The photographs within Passages act as a preface to Doherty’s film. These consist of works produced within the last fifteen years, which refer to a dialogue that draws from his relationship with his homeland – Derry, North Ireland. This dialogue has its genesis in the social and political conflicts of the country. For three decades from the late 1960s, a climate of violence and an underlying sense of fear were a part of everyday life for the citizens of this country. Doherty situates his work in this climate of uncertainty. Although the work reflects his experience in North Ireland, it does not exclude the universal concern of photography as a select representation of ‘truth’. Thus is not limited to a parochial, historical discourse.

Instead, images within the exhibition focus on the subtle remnants of human intervention that exist within a place. Titles such as Beneath the Surface II (1999), Small Acts of Deception (1997), and Unreported Incident (1995) alert the viewer to the notion of the image as a representation of a specific and limited viewpoint. The artist limits the photographic subject to the detritus of human activity, controls the mise-en scene of his images, and captures dark areas in his photographs to veil parts of the scene. With this, one can view Doherty’s effective use of light and dark as metaphors for possibilities of known and unknown within an image. Thus, the viewer of these images becomes aware of his or her restricted viewpoint concerning the information revealed about these photographed places.

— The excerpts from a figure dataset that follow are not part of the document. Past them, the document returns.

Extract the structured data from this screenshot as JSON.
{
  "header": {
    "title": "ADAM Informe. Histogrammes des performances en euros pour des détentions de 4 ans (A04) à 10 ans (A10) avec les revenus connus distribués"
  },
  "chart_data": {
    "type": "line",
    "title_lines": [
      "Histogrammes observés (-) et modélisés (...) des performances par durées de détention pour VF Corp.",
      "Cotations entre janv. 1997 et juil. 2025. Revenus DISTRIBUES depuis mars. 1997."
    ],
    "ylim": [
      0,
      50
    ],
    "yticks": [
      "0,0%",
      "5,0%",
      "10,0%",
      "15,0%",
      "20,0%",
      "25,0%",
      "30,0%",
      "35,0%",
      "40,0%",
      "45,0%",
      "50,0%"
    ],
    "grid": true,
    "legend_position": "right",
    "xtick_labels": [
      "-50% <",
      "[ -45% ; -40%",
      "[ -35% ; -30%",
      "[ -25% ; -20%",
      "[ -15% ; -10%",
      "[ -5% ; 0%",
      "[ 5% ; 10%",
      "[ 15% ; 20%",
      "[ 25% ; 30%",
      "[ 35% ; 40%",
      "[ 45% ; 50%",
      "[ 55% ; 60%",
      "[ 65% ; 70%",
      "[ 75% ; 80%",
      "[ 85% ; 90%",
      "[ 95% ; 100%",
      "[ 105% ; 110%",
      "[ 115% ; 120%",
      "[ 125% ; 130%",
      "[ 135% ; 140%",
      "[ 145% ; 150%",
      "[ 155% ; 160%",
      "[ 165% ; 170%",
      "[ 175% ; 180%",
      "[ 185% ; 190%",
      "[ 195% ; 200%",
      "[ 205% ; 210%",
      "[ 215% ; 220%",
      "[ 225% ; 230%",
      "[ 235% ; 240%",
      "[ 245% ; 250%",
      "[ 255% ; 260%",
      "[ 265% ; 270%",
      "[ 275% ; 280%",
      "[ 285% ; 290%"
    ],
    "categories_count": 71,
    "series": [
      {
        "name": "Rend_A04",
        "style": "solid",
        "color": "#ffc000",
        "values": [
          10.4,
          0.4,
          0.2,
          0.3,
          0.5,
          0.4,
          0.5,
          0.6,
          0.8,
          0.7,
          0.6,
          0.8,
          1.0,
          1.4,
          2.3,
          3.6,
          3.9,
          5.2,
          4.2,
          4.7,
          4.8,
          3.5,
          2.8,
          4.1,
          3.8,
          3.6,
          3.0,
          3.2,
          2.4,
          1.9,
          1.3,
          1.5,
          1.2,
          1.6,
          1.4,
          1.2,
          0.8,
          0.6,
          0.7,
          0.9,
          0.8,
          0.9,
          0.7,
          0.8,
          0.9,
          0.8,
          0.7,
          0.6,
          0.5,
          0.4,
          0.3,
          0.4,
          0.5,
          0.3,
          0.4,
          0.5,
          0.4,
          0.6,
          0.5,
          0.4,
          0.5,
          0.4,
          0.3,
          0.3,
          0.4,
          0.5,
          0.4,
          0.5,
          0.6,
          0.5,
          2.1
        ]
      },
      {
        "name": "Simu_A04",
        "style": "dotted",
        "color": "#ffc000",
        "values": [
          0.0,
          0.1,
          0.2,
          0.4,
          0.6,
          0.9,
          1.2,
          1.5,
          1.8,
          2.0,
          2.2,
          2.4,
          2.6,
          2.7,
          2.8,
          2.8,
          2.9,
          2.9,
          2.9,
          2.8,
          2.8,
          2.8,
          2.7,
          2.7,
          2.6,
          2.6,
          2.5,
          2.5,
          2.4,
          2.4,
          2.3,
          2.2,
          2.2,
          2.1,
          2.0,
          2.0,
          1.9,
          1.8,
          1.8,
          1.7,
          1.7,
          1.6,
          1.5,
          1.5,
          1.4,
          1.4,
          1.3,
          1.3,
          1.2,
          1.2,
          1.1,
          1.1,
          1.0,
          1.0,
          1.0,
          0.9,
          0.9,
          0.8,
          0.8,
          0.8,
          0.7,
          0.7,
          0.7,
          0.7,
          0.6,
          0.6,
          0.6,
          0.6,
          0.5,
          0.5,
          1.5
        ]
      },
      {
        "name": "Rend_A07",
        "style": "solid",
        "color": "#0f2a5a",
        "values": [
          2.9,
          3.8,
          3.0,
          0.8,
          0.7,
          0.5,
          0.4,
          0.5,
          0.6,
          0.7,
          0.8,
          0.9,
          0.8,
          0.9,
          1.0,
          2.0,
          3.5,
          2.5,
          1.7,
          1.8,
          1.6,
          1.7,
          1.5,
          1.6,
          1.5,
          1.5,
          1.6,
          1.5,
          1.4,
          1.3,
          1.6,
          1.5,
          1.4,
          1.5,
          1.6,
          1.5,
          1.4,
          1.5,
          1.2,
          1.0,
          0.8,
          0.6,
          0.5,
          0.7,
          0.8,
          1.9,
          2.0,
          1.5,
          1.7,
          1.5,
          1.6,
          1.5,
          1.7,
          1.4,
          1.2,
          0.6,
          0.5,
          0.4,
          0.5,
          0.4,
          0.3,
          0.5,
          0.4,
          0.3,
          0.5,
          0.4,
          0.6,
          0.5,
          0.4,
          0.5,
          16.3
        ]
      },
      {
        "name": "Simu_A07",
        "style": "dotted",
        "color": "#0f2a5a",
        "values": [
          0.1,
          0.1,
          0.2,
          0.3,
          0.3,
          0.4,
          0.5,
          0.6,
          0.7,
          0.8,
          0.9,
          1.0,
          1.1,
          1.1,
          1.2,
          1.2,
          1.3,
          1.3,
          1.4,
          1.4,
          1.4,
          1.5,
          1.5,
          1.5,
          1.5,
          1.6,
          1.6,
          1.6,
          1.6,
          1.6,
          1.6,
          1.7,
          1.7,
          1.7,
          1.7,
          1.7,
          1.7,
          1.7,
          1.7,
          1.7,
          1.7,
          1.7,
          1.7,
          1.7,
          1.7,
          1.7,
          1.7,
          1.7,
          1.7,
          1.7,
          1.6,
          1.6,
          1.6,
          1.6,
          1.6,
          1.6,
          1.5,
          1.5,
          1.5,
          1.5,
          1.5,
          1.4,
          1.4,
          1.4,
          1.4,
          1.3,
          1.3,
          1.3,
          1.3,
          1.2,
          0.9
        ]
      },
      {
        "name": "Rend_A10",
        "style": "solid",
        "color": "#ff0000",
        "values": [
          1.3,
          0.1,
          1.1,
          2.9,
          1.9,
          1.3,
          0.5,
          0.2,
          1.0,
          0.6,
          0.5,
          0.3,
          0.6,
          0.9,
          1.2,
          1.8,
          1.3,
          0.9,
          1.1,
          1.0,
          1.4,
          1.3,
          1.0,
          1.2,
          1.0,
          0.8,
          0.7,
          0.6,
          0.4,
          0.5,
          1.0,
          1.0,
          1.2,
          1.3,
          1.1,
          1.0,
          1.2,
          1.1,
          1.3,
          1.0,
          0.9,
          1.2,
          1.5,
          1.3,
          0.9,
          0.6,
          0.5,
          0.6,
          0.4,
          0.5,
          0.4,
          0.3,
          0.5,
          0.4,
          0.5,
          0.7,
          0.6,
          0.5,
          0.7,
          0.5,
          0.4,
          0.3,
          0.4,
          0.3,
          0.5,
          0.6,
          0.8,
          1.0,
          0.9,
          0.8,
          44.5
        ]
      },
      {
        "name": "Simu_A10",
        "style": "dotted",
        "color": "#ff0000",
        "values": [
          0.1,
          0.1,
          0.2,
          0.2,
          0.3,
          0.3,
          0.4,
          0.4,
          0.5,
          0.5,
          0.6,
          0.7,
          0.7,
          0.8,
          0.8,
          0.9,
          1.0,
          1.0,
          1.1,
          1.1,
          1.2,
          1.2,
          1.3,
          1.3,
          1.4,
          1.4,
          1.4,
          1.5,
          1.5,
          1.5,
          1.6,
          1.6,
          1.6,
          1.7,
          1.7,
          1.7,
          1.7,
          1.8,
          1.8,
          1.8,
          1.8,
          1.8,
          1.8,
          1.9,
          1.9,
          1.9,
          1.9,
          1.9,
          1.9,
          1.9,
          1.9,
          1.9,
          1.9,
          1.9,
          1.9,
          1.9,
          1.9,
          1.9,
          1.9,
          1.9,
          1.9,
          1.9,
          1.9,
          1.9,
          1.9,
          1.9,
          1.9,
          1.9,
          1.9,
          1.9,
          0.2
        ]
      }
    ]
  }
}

Doherty’s film, Buried (2009) extends this tension of known and unknown into the fluid sensation of time. The eight-minute film is highly sensory and incorporates the same sense of ambiguity regarding the place that is represented in his photographs. Initially some images appear to be stills until one becomes aware of the flow of time indicated through a twig blowing in the wind, water dripping over bark, or insects moving in the earth. In contrast to these detailed, closed-in shots, Doherty also incorporates wide-angled pans of the surrounding trees. Despite being perceptually ambiguous, the viewer is allowed a total sensation of the place as captured through Doherty’s lens. The imagery within the film exhibits the same sensitivity to light and dark as the photographs, with the darks being more effectively mysterious due to the darkness of the viewing room. The film is devoid of a narrator, refraining from using vocal language to create a sense of continuity amongst images. Consequently, the viewer is forced to piece together meaning and narrative from the partial information of the place presented in the film.

Questions regarding truth, memory and history of the place are at the core of this exhibition. An interview for the Journal of Contemporary Art reveals that concerning his earlier work, “it certainly was important [for Doherty] that the work engaged the viewer in some kind of dialogue, some kind of process, that it was also very related to geography of the place and trying to get a look at the way that was implicated, so it wasn't simplistic, there was always more than one possibility.” With oscillations between the known and unknown, Passages confronts the viewer with problems surrounding the notion of images as ‘true’ representations of reality.